(23) Efficacy and Safety of Intraarterial Chemotherapy in Locally Aggressive Breast Cancers: A 10-Year Literature Review
Saturday, September 23, 2023
6:00 PM – 7:30 PM East Coast USA Time
Chris Yeisley, MD – Resident, Interventional Radiology, Northwell Health; Mustafa Al-Roubaie, MD – Assistant Professor, Interventional Radiology, Moffitt Cancer Center
Purpose: Locally aggressive breast cancer (LABC) poses significant challenges in treatment due to its aggressive nature and limited therapeutic options. Recently, there has been growing interest in exploring novel interventional strategies to enhance the efficacy of treatment while minimizing systemic toxicity. Intraarterial chemotherapy (IAC) has emerged as a promising approach in the management of LABC. The purpose of this review is to comprehensively evaluate the efficacy and safety of IAC in the treatment of LABC and present two cases from the authors’ institution.
Material and Methods: A systematic literature search was conducted using PubMed, Google Scholar, and Cochrane Library databases to identify relevant studies published between 2013 and 2023. The search focused on studies investigating the use of IAC for breast cancer, with specific attention given to LABC and recurrent disease. Studies involving breast cancer metastases, chemoembolization, and case reports were excluded. Qualifying studies were reviewed for patient demographic, procedural data, clinical outcome, and adverse events.

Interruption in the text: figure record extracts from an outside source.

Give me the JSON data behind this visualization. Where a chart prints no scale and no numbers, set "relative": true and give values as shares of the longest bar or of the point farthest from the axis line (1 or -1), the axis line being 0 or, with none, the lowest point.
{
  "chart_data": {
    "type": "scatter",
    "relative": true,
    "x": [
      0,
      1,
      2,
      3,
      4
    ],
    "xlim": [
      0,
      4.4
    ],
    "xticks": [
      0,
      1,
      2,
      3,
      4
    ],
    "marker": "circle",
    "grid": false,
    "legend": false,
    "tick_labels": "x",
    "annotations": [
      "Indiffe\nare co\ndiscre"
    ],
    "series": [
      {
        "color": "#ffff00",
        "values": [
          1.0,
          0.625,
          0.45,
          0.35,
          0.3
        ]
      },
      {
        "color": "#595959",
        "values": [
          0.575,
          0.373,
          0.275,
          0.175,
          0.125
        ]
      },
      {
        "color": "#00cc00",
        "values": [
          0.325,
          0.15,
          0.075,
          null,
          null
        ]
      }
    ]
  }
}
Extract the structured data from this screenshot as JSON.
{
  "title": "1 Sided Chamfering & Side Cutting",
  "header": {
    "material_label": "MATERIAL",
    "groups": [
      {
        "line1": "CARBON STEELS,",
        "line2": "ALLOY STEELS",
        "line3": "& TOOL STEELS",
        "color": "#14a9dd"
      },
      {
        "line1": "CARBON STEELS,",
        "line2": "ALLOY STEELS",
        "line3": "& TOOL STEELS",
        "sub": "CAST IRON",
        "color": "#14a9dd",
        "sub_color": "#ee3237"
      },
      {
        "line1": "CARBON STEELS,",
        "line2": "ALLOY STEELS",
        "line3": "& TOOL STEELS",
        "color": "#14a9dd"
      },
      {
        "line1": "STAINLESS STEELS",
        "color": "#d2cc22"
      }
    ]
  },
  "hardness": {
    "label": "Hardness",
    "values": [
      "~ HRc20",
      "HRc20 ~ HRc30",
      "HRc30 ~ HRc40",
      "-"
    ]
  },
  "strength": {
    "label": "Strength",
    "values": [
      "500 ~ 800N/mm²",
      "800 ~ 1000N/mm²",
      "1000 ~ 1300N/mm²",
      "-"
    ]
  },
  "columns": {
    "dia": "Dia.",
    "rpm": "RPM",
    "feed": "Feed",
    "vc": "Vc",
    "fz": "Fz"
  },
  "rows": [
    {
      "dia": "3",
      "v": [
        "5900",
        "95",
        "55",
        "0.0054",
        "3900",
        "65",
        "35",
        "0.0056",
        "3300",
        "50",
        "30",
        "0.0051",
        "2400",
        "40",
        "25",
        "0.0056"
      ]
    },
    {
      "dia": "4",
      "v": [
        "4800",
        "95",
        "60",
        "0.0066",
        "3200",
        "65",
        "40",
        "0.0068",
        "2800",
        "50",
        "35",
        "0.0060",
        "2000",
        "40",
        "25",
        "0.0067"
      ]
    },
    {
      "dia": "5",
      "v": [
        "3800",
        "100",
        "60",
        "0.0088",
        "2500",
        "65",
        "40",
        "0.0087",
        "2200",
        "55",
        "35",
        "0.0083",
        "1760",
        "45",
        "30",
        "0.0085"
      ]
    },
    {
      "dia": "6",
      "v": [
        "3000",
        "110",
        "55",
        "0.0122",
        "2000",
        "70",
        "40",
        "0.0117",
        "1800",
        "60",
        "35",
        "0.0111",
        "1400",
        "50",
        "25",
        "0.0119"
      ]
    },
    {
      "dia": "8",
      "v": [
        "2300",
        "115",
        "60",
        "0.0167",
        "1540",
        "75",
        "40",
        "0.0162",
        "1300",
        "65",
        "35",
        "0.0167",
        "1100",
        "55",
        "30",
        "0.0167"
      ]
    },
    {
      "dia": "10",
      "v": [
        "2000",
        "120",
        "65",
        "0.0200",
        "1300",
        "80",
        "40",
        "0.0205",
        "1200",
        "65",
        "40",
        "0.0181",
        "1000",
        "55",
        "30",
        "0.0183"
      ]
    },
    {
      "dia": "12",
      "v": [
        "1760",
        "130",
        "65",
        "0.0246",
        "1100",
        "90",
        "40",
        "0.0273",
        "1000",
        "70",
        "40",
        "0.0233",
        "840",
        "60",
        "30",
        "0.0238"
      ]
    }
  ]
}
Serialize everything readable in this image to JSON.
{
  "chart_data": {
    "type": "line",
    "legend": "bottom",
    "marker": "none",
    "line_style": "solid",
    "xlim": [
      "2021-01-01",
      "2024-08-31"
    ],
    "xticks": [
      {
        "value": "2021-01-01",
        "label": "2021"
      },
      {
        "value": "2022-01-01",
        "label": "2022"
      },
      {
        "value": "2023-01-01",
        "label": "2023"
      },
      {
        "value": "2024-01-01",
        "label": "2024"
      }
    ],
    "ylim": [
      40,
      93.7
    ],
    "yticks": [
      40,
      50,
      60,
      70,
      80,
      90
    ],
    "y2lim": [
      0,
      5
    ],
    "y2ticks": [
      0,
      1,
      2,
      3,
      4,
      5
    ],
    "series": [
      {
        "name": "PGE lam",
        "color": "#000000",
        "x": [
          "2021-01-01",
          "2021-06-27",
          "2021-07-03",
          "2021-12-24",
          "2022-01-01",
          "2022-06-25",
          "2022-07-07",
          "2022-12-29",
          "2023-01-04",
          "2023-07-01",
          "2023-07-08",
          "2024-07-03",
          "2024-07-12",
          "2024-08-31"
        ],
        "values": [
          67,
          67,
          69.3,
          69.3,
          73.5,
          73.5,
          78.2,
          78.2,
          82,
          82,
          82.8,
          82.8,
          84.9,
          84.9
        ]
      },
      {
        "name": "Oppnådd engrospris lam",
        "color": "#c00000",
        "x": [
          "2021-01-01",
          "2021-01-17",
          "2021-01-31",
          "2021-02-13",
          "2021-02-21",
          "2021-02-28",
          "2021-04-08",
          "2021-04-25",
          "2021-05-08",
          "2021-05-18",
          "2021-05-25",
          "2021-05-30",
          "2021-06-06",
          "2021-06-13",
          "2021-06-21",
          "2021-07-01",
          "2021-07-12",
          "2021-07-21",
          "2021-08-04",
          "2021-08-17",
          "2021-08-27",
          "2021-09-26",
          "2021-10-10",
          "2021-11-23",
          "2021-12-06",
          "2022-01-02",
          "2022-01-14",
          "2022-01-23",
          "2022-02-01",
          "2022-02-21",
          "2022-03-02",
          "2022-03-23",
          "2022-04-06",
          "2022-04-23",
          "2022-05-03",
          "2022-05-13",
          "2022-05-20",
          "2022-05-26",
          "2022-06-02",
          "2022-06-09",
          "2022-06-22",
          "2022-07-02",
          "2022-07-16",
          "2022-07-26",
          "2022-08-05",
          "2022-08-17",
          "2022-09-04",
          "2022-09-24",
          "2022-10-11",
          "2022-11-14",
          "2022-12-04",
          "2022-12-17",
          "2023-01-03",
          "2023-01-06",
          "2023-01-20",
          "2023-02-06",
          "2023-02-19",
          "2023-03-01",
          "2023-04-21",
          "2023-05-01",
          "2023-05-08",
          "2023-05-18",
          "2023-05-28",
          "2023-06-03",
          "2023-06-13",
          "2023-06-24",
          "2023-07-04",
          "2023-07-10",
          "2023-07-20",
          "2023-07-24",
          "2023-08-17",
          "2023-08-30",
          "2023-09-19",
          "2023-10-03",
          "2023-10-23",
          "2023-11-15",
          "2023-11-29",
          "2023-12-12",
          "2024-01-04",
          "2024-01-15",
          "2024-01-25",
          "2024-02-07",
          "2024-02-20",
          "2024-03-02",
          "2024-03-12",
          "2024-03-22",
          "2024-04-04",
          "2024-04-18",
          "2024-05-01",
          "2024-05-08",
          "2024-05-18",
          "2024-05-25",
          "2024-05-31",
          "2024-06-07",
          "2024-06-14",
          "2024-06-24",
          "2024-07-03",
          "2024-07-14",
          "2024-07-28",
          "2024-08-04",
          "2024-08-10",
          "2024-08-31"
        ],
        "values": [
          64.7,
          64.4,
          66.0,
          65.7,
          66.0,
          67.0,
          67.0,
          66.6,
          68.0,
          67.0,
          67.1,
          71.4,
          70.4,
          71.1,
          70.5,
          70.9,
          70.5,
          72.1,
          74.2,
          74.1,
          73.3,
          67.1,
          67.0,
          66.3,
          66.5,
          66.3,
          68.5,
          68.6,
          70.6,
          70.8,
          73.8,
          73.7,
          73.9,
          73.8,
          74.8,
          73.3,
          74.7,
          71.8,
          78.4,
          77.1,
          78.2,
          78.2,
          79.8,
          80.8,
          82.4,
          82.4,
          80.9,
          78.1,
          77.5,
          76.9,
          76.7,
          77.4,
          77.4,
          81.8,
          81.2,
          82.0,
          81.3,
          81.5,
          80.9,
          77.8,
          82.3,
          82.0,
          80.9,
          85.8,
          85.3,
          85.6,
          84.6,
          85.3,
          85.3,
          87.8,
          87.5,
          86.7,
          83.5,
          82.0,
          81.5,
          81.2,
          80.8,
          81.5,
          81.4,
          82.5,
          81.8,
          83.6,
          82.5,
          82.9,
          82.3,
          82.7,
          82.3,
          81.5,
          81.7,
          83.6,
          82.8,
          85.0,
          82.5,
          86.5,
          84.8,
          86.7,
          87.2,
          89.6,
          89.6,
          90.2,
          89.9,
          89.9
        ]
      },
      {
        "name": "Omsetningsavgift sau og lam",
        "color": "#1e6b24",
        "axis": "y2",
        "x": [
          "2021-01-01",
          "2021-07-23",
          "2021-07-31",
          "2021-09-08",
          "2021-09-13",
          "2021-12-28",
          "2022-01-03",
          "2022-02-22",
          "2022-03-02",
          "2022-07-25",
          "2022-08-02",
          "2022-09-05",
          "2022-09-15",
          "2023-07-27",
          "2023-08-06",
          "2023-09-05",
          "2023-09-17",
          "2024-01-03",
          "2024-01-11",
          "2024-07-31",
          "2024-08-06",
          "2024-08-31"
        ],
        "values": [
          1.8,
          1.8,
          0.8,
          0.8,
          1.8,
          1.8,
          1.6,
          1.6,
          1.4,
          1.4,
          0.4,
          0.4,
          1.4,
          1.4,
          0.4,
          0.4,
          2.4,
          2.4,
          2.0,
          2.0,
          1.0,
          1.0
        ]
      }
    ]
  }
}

Results: A total of 8 studies were included in this analysis, encompassing a cohort of 356 patients. The majority of studies were single-center retrospective reviews, although one was a single-center prospective study. Studies were mostly single arm, evaluating outcomes in patients treated with IAC, but also included comparing IAC with intravenous chemotherapy or a combination of IAC and chemotherapy versus chemotherapy alone. The overall objective response rate across the included studies was 80%. Additional benefits evaluated included increased surgery occurrence and shorter time to surgery. Adverse event reporting was heterogeneous, with nausea and vomiting being the most reported adverse event, seen in 17% of patients. Skin ulceration occurred in 6%. Limitations of the studies included retrospective design, lack of randomization, and small sample sizes.
Conclusions: This review demonstrates that IAC shows promise as an effective and targeted treatment modality for LABC. Further research, including prospective trials with larger sample sizes, standardized protocols, and longer-term follow-up, is needed to validate the findings and optimize the implementation of IAC in the clinical setting.